Premium Subsidies And Affordability
The ACA’s premium subsidies were designed to keep health insurance affordable for people who buy their own coverage in the individual market. Premiums for individual market plans increased alarmingly in 2017 and 2018, although they were much more stable in 2019 and 2020, and rate changes for 2021 appear to be mostly modest. But premiums for people who aren’t eligible for premium subsidies can still amount to a substantial portion of their income.
The individual market is a very small segment of the population, however, and rate increases have been much more muted across the full population .

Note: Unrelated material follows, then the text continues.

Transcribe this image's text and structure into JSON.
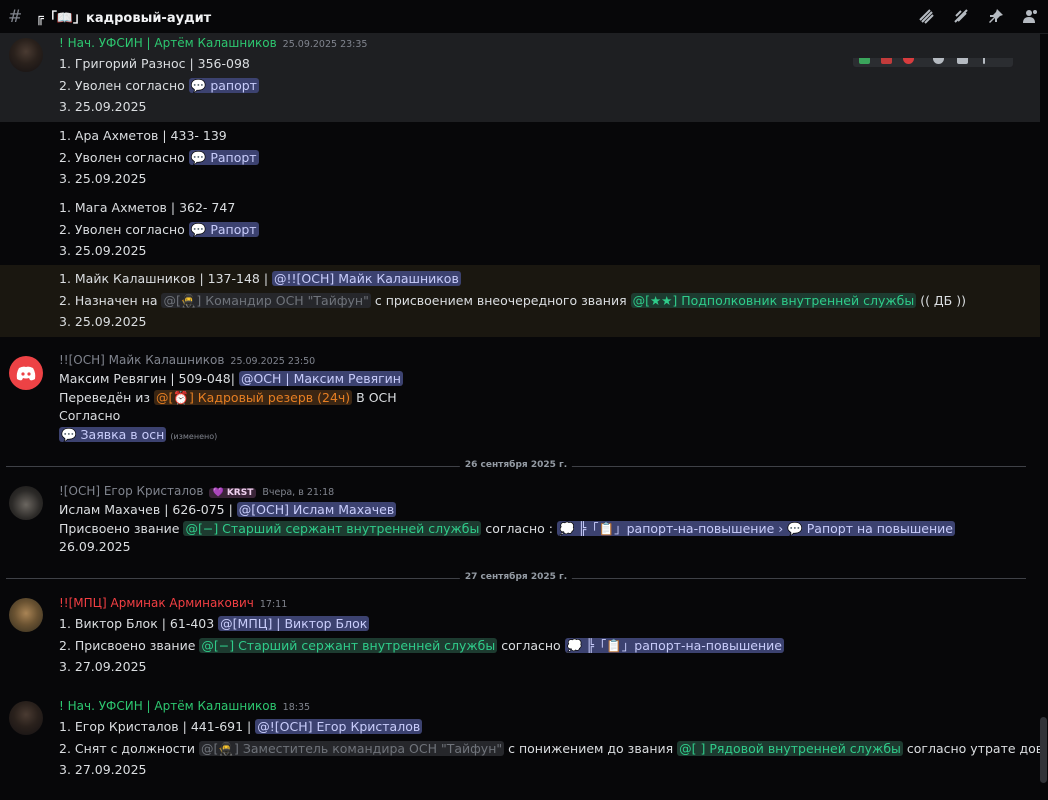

Democrats have proposed various strategies for making coverage and care affordable. Joe Biden’s healthcare proposal includes larger premium subsidies that would be based on the cost of a benchmark gold plan and based on having people pay only 8.5% of their income for that plan . Biden’s proposal would also eliminate the ACA’s income cap for premium subsidy eligibility and provide subsidies to anyone who would otherwise have to pay more than 8.5% of their income for a benchmark gold plan. This would eliminate the “subsidy cliff” that currently exists for some enrollees.
The 2020 Democratic Party platform calls for a “public option” health plan that would compete with private health insurance carriers in an effort to bring down prices, and lowering the eligibility age for Medicare from 65 to 60.